Internationally, the US presidential election, while not held until early November, will dominate world attention. Despite the many woes of the United States, it remains the largest economy on Earth with by far and away the most potent military.

The man or woman who wins that election – and the pundits currently suggest President Obama will defy conventional wisdom and win re-election amid a dire economy – will be the most powerful person on the planet.

Nicolas Sarkozy faces a challenge to retain the French presidency in the 2012 elections. AAP

In other elections, the French presidential contest will shape Europe’s response to the ongoing debt crisis and impending recession. Economic imperatives will influence politics not just in Europe, but around the world. China’s efforts to engineer a soft landing for a slowing economy will have a direct impact on Australia’s standard of living.

The forces unleashed by the Arab Spring will continue to play out. 2011 drew to an ominous close in Libya and Egypt, with rival militia fighting for control of Tripoli’s airport while the Egyptian Army turned its guns on protestors in Tahrir Square. The dream of democracy could yet become a blood-soaked nightmare more reminiscent of post-invasion Iraq than the stable Muslim state of Turkey.

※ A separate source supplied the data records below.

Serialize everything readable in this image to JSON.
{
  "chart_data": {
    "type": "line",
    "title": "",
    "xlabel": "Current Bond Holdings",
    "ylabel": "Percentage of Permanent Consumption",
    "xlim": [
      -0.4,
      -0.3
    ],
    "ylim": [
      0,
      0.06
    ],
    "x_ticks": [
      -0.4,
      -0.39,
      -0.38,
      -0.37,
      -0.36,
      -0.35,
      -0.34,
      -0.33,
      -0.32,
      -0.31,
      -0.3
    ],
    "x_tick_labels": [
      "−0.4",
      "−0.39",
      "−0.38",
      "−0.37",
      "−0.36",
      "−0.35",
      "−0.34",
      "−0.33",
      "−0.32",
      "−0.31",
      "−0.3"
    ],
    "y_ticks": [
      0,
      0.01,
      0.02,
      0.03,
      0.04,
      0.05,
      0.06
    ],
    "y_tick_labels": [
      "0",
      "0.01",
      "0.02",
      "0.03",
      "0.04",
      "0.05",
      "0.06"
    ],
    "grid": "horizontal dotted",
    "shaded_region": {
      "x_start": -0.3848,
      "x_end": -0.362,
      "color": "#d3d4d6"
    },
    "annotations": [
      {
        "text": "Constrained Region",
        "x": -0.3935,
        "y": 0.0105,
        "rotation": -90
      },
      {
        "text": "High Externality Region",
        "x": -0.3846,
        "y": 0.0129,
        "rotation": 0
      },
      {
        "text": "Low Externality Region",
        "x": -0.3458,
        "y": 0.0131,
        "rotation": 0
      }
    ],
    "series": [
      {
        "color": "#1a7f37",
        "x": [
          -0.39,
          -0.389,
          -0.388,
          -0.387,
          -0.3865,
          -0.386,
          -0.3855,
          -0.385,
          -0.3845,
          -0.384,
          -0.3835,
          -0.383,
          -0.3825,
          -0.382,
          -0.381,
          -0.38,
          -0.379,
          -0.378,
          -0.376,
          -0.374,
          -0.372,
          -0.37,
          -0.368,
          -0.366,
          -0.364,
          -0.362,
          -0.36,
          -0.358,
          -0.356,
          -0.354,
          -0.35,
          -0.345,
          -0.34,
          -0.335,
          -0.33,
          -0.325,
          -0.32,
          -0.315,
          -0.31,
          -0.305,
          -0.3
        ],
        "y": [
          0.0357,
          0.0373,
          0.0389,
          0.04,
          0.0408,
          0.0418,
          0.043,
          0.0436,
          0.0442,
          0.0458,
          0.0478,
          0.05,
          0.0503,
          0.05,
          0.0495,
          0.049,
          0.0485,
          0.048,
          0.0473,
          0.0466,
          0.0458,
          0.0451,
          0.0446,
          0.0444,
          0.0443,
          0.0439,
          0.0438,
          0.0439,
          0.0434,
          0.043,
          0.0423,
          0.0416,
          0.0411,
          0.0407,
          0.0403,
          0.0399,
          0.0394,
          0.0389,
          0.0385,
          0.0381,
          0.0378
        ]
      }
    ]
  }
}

Iran will continue to be the focus of much attention. Over the course of 2012 the world will come to understand that the much-anticipated war on Tehran is already underway, albeit not the kind of war we recognise. Instead of tanks crossing the border, war on Iran involves viruses like Stuxnext being planted on laptops.

Donald Rumsfeld’s famously spoke of known knows, known unknows and unknown unknowns. AAP

Then there are, as Donald Rumsfeld famously said, the “unknown unknowns”. By the close of 2012 men and women we have never heard of will be household names and some very famous people will have died unexpectedly.

Events we never thought possible will have come to pass and things that seem to ready to happen won’t. Do not, for example, be surprised if Syria’s President Assad clings to power, albeit on the back of a ruthless crackdown on his own people.